When Maiden Ladies Live it Up: Lessons from Zelda Kaplan

In an interview recently, I was asked what my driving passion is in my life now.

For years, my answer to that question was always the same. I want to write. I am a writer.

What I’m evaluating now is the idea that I want to live my life to the fullest. What is the point of being untethered in any way if you don’t use that freedom to get to know yourself, to give of yourself in all the ways you were meant to?

This is fundamentally why I’m writing a book about being contented as a single person. The goal is not to disparage relationships or companionship, which I believe are their own gifts, when you find the right one. It’s to celebrate the moment you find yourself in, single or not.
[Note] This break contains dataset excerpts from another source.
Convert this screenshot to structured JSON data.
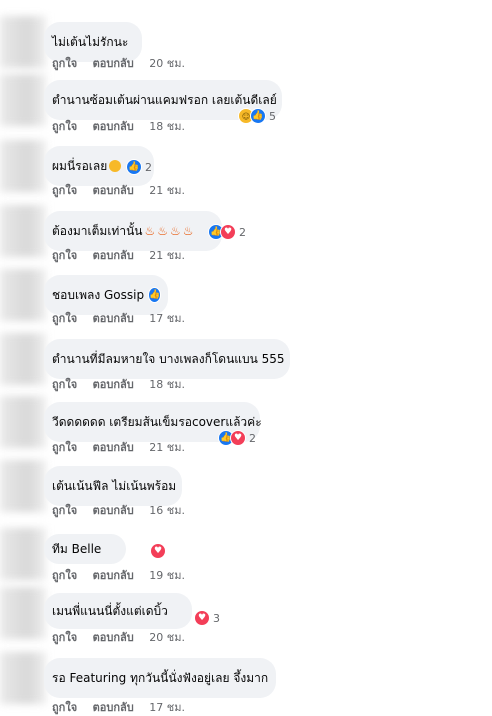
{
  "actions": {
    "like": "ถูกใจ",
    "reply": "ตอบกลับ"
  },
  "comments": [
    {
      "text": "ไม่เต้นไม่รักนะ",
      "time": "20 ชม."
    },
    {
      "text": "ตำนานซ้อมเต้นผ่านแคมฟรอก เลยเต้นดีเลย์",
      "time": "18 ชม.",
      "reaction_count": "5",
      "reactions": [
        "haha-icon",
        "like-icon"
      ]
    },
    {
      "text": "ผมนี่รอเลย",
      "time": "21 ชม.",
      "reaction_count": "2",
      "reactions": [
        "like-icon"
      ]
    },
    {
      "text": "ต้องมาเต็มเท่านั้น",
      "time": "21 ชม.",
      "reaction_count": "2",
      "reactions": [
        "like-icon",
        "love-icon"
      ]
    },
    {
      "text": "ชอบเพลง Gossip",
      "time": "17 ชม.",
      "reactions": [
        "like-icon"
      ]
    },
    {
      "text": "ตำนานที่มีลมหายใจ บางเพลงก็โดนแบน 555",
      "time": "18 ชม."
    },
    {
      "text": "วีดดดดดด เตรียมส้นเข็มรอcoverแล้วค่ะ",
      "time": "21 ชม.",
      "reaction_count": "2",
      "reactions": [
        "like-icon",
        "love-icon"
      ]
    },
    {
      "text": "เต้นเน้นฟีล ไม่เน้นพร้อม",
      "time": "16 ชม."
    },
    {
      "text": "ทีม Belle",
      "time": "19 ชม.",
      "reactions": [
        "love-icon"
      ]
    },
    {
      "text": "เมนพี่แนนนี่ตั้งแต่เดบิ้ว",
      "time": "20 ชม.",
      "reaction_count": "3",
      "reactions": [
        "love-icon"
      ]
    },
    {
      "text": "รอ Featuring ทุกวันนี้นั่งฟังอยู่เลย จึ้งมาก",
      "time": "17 ชม."
    }
  ]
}
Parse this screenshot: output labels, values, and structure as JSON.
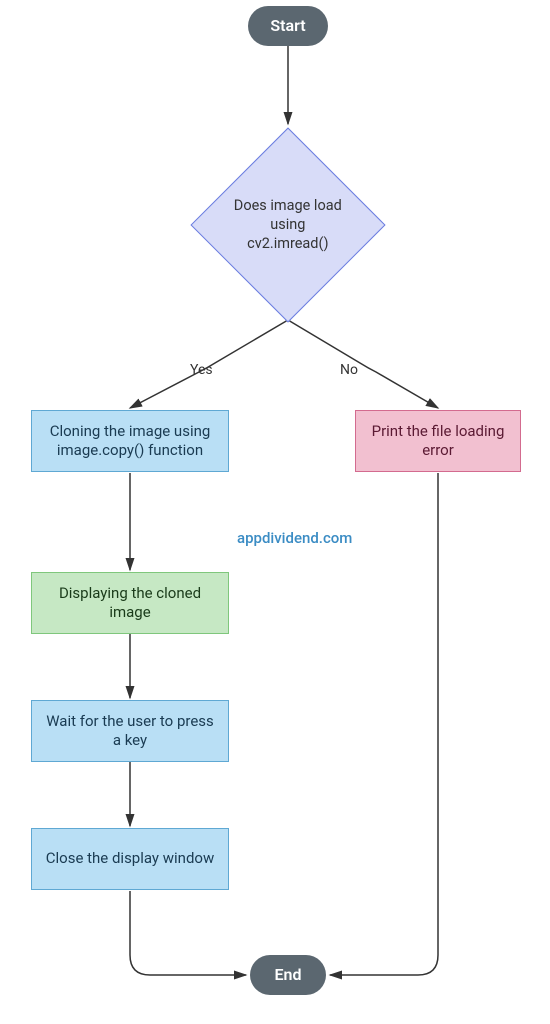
{
  "nodes": {
    "start": "Start",
    "decision": "Does image load using cv2.imread()",
    "yes": "Yes",
    "no": "No",
    "clone": "Cloning the image using image.copy() function",
    "error": "Print the file loading error",
    "display": "Displaying the cloned image",
    "wait": "Wait for the user to press a key",
    "close": "Close the display window",
    "end": "End"
  },
  "watermark": "appdividend.com"
}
Celebrating yourself is not, nor should ever be considered, disparaging someone else’s life choices or predicaments. Being happily single is not a critique of people who are not.

I thought of this in February when I read the New York Times obituary for Zelda Kaplan, who sounds like she was a riot. A couple of things stood out for me in her obituary. She was married twice times, but it was after divorce that she seemed to steer her life in a more vivid direction:

It was not until she and Mr. Kaplan divorced in the late 1960s that Ms. Kaplan moved to New York, finding work as a ballroom dance instructor and as a framer in an art gallery. At parties she would demonstrate the fox trot and other dance standards. “To me the dancing that young people do in the clubs is exercise,” Ms. Kaplan said.

Living largely off her inheritance from the sale of the family horse farm and the proceeds from investments, she developed a passion for indigenous cultures and began traveling to countries like Mali, Ghana and Ethiopia in search of the woodcarvings and fabrics from which she made her designs. She made many trips on behalf of the World Culture Society, an organization she founded and financed.

On her foreign jaunts she would hire a driver to take her from village to village to speak to tribes about the perils of female genital cutting and to lobby for a woman’s right of inheritance. Like her tireless partying, her humanitarian efforts attested in part to an appetite for novelty and adventure.

“I’m a curious person,” she once said. “I want to keep learning until it’s over. And when it’s over, it’s over.”

That about sums it up. I believe we do ourselves a disservice complaining and whining about the single life when it’s completely possible for you to find more useful, joyous ways to spend your time. She lived to be 95, after all — that’s a ton of living to fit into a maiden lady’s life.